Information Security

The importance of information security, for electronic and physical data, is paramount to the interests of both Boehm & Associates and our clients. We understand that our clients must have confidence in Boehm & Associates’ ability to protect their members’ protected health information from unauthorized disclosure, modification, and destruction. To this end, Boehm & Associates has obtained HITRUST Common Security Framework (CSF) certification in both our Northern and Southern California offices, which we believe will attest to the security of our current and future clients’ protected health information.

For those who are unfamiliar with the HITRUST CSF, Boehm & Associates recommends reviewing the Introduction to the HITRUST CSF and Comparing the CSF, ISO/IEC 27001 and NIST 800-53. Adherence to these unified standards ensures that Boehm & Associates takes a comprehensive approach to security, from the encryption of its data at rest and in transit to 24/7 system activity monitoring, stringent access control policies, routine vulnerability and patch management, and a full spectrum of additional security practices that support confidentiality, integrity, and availability of information at every level of the organization’s infrastructure.

Our Information Security personnel provide dedicated collaboration with system owners, Information Technology, and Client Services in order to guarantee oversight and consistent compliance.
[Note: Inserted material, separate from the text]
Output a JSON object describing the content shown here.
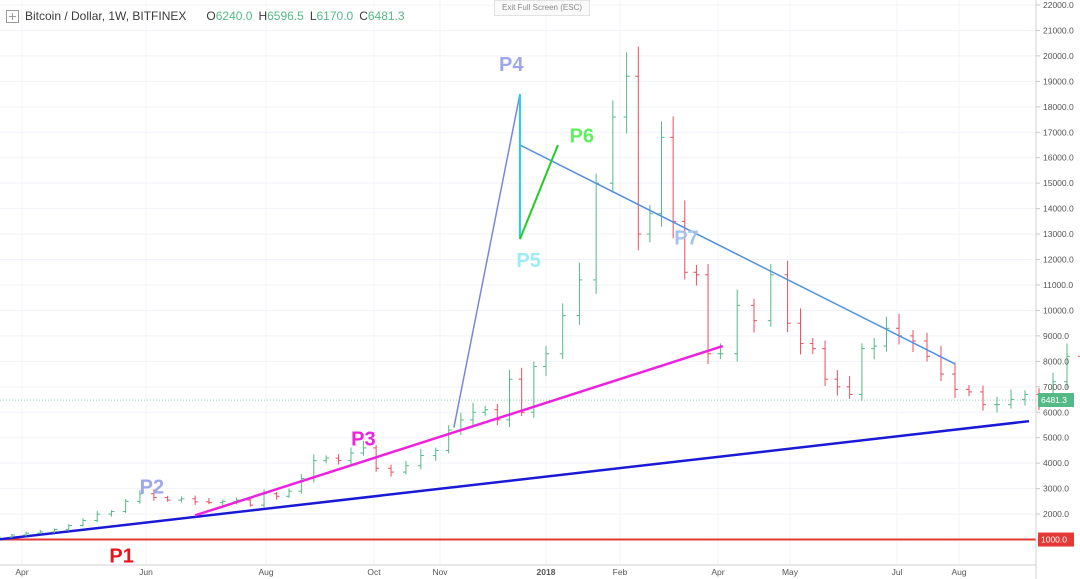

Where data transfer and external system connections are required, we are committed to securing these communication channels and working with its clients to keep risk levels at a minimum.

Boehm & Associates strives to optimize the relationship between business, technology, and security to enable the highest quality of service to our clients. We look forward to cultivating those relationships in light of this certification and exploring new opportunities to ensure that our clients are availing themselves of all that we have to offer.